Now, I am not saying that 9/11 was a divine judgment against America. I am saying we don't know that it was, but we also don't know that it wasn't. Now, let's pretend for a moment that it was (and it may have been). Our first reaction as a nation was to fight a war. If God was behind this, then are we not declaring war on God? And how can we ever win? Impossible! But if a nation is under the hand of God's judgment, what should the response be? It should be a taking of inventory: "Wherein have we sinned against God as a nation?" And once those sins are discovered, there should be a call to repentance and prayer and a seeking of the face of God! Now, again, I am not saying that 9/11 was judgment (I have to keep reminding you of that), but IF (IF, IF, IF) it was, what are the sins that He may be condemning in us as a nation? I won't list them, you know many of them, and all of our lists would be different to some extent. But the point is this: since 9/11, how much has changed regarding these sins?

5. There is a growing need for Christians to distinguish their faith from their nationality.

I have already touched on this in point number 1. I am going further with it now. It is not impossible to be a faithful Christian and a patriotic American. Many exemplify both of these traits. And while our government says that this war we now fight is not America vs. Islam, and the Church says that it is not Christianity vs. Islam, that is not what the other side is saying. The other side is saying that this war IS about Islam vs. "The West," and by "the West" they mean the Christianized nations of the world. So, 9/11 was, in a sense an attack on Christianity. But only Christians understand that it was misguided. Sure, many of those who died in the attacks were Christians, but many more were not. Christians have got to get to the point where we say to Muslims, "We are not the ones shooting at you! We are the ones who are praying for you and who are seeking ways to love you and show you how our God has revolutionized our lives!" And we have to get to the point of saying, "The things you hate about America are not Christianity! In fact, many of the things you hate about America are things that we hate too!" And we have to get to the point of saying, "If you hate Christianity, then stop killing and terrorizing so many Americans who aren't Christians." [Note, if you don't hate me already for saying these things, then this one is really gonna get you] We have to get to the point of saying, "Look, if you want to attack Christianity, leave the Pentagon and the Trade Center, and all these other places out of it. Bomb us while we are in our churches worshiping our God and praying for your souls. We would rather die and go to meet our Savior than for you to kill our fellow Americans who do not have that hope!" [read those words repeatedly and prayerfully before passing judgment on me please]. It may be that in separating our Christian faith from our American identity (rather than combining and intertwining them) that we actually become able to be both the most faithful and the most patriotic.

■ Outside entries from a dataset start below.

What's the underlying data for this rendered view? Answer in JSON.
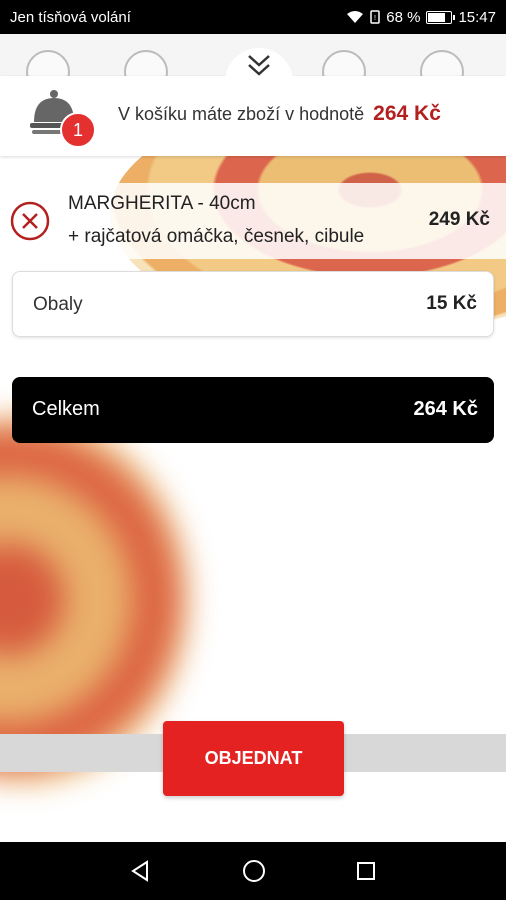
{
  "status_bar": {
    "carrier": "Jen tísňová volání",
    "battery_percent": "68 %",
    "battery_level": 0.68,
    "time": "15:47"
  },
  "cart": {
    "summary_text": "V košíku máte zboží v hodnotě",
    "summary_total": "264 Kč",
    "item_count": "1"
  },
  "items": [
    {
      "name": "MARGHERITA - 40cm",
      "extras": "+ rajčatová omáčka, česnek, cibule",
      "price": "249 Kč"
    }
  ],
  "packaging": {
    "label": "Obaly",
    "price": "15 Kč"
  },
  "total": {
    "label": "Celkem",
    "price": "264 Kč"
  },
  "order_button": {
    "label": "OBJEDNAT"
  },
  "colors": {
    "accent_red": "#e52222",
    "price_red": "#b32020"
  },
  "icons": {
    "cart": "cloche-icon",
    "remove": "remove-circle-icon",
    "collapse": "chevron-double-down-icon"
  }
}
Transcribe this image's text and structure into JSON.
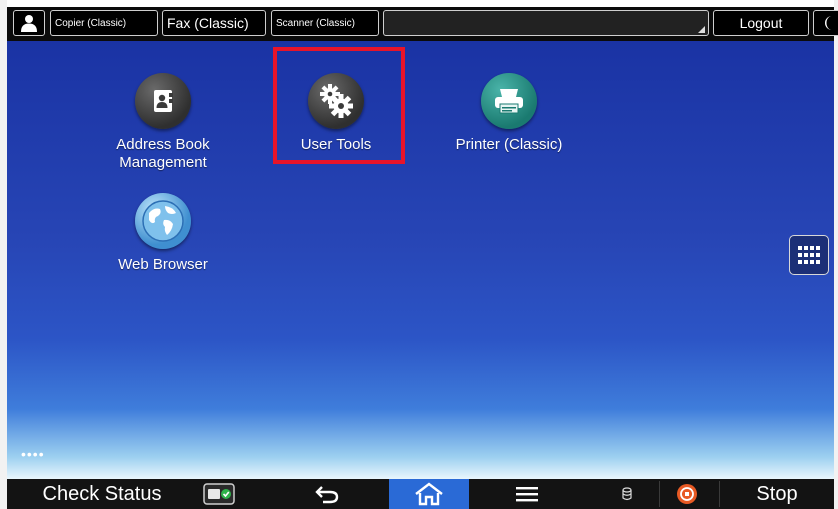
{
  "topbar": {
    "user_icon": "user-icon",
    "copier_label": "Copier (Classic)",
    "fax_label": "Fax (Classic)",
    "scanner_label": "Scanner (Classic)",
    "message_text": "",
    "logout_label": "Logout",
    "moon_icon": "energy-saver-moon-icon"
  },
  "desktop": {
    "apps": [
      {
        "label_line1": "Address Book",
        "label_line2": "Management",
        "icon": "address-book-icon"
      },
      {
        "label_line1": "User Tools",
        "label_line2": "",
        "icon": "gears-icon"
      },
      {
        "label_line1": "Printer (Classic)",
        "label_line2": "",
        "icon": "printer-icon"
      },
      {
        "label_line1": "Web Browser",
        "label_line2": "",
        "icon": "globe-icon"
      }
    ],
    "highlighted_app": "User Tools",
    "highlight_color": "#e8142a",
    "page_indicator": "••••"
  },
  "bottombar": {
    "check_status_label": "Check Status",
    "sd_icon": "sd-card-icon",
    "back_icon": "back-arrow-icon",
    "home_icon": "home-icon",
    "menu_icon": "menu-icon",
    "data_icon": "data-cylinder-icon",
    "stop_icon": "stop-icon",
    "stop_label": "Stop",
    "home_active_color": "#2a6ad6"
  }
}
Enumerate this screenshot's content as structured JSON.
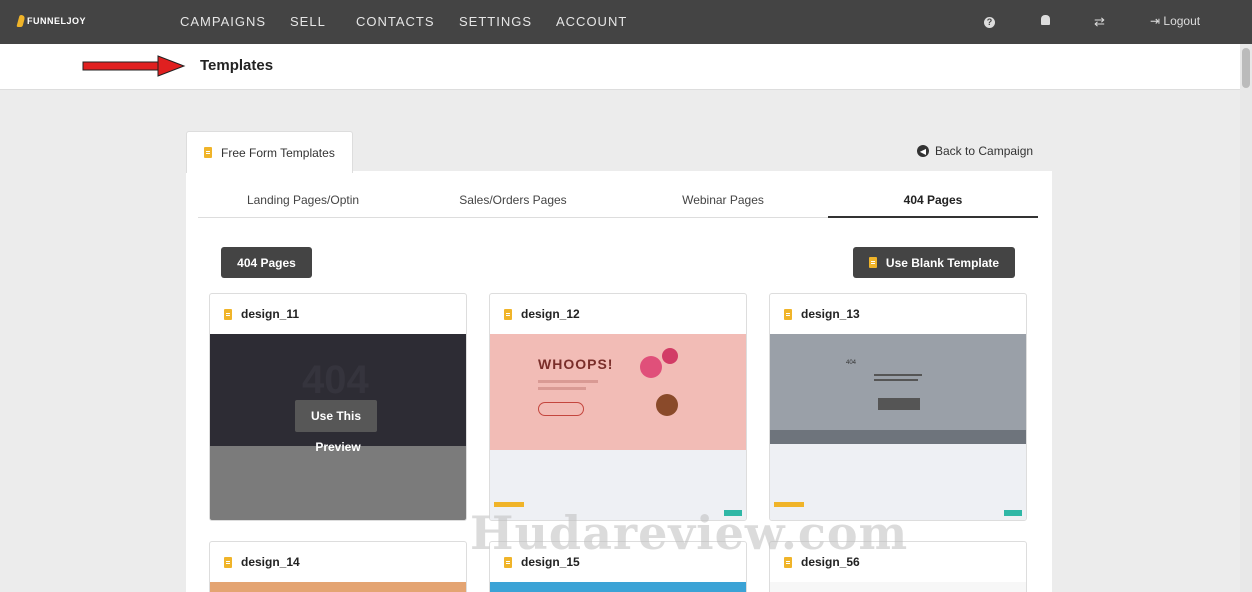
{
  "nav": {
    "brand": "FUNNELJOY",
    "items": [
      "CAMPAIGNS",
      "SELL",
      "CONTACTS",
      "SETTINGS",
      "ACCOUNT"
    ],
    "logout": "Logout"
  },
  "page": {
    "title": "Templates"
  },
  "tabs": {
    "main": "Free Form Templates",
    "back": "Back to Campaign",
    "sub": [
      "Landing Pages/Optin",
      "Sales/Orders Pages",
      "Webinar Pages",
      "404 Pages"
    ]
  },
  "actions": {
    "category": "404 Pages",
    "blank": "Use Blank Template"
  },
  "cards": [
    {
      "name": "design_11",
      "overlay_use": "Use This",
      "overlay_preview": "Preview",
      "thumb_text": "404"
    },
    {
      "name": "design_12",
      "thumb_text": "WHOOPS!"
    },
    {
      "name": "design_13",
      "thumb_text": "404"
    },
    {
      "name": "design_14"
    },
    {
      "name": "design_15"
    },
    {
      "name": "design_56"
    }
  ],
  "watermark": "Hudareview.com",
  "colors": {
    "nav_bg": "#444444",
    "accent": "#f0b429",
    "arrow": "#e02020"
  }
}
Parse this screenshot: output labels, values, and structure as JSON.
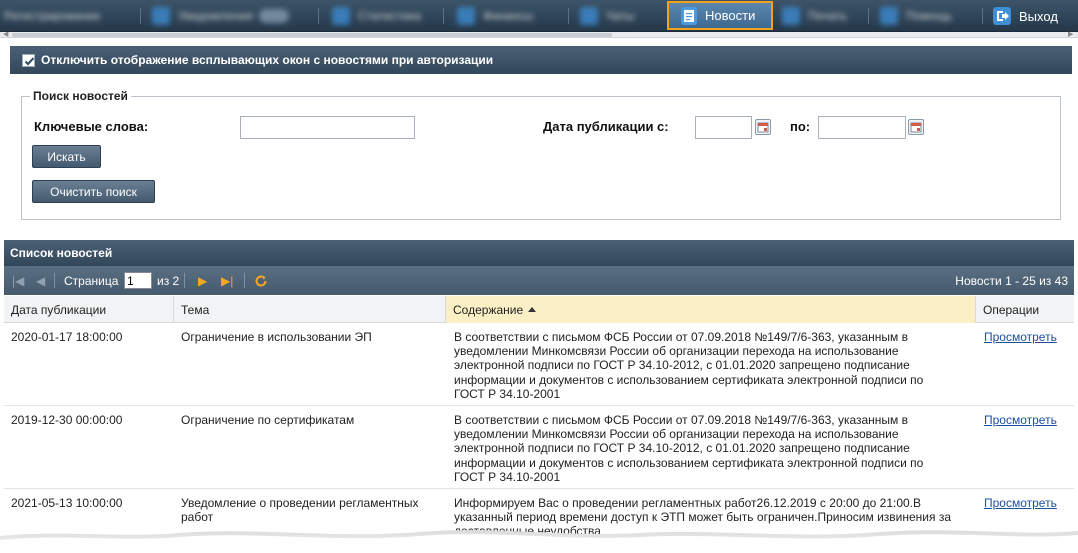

These are hard words. They are hard for me to think about, hard for me to write, and hard for you to read. They are born from a lifelong journey that isn't over yet. I will be the first to admit that my mind may change on any of these things. I have been on a pilgrimage that included being a zealous patriot who loved America and hated Christ, to being a zealous Christian who loved Jesus and hated America. I'd like to think that maturity has landed me somewhere other than those extremes. I am aware that there have been changes in my life, changes in our country, and changes in the world during the course of my life. I am a citizen of America. I am a citizen of the world. I am a citizen of God's Kingdom. The same is true for any of you who follow the Lord Jesus. Our challenge in these post 9/11 years is to settle firmly the matter of prioritizing these citizenships and our allegiances to them.

So, for what its worth, these are a few of the things I think we should have learned since 9/11.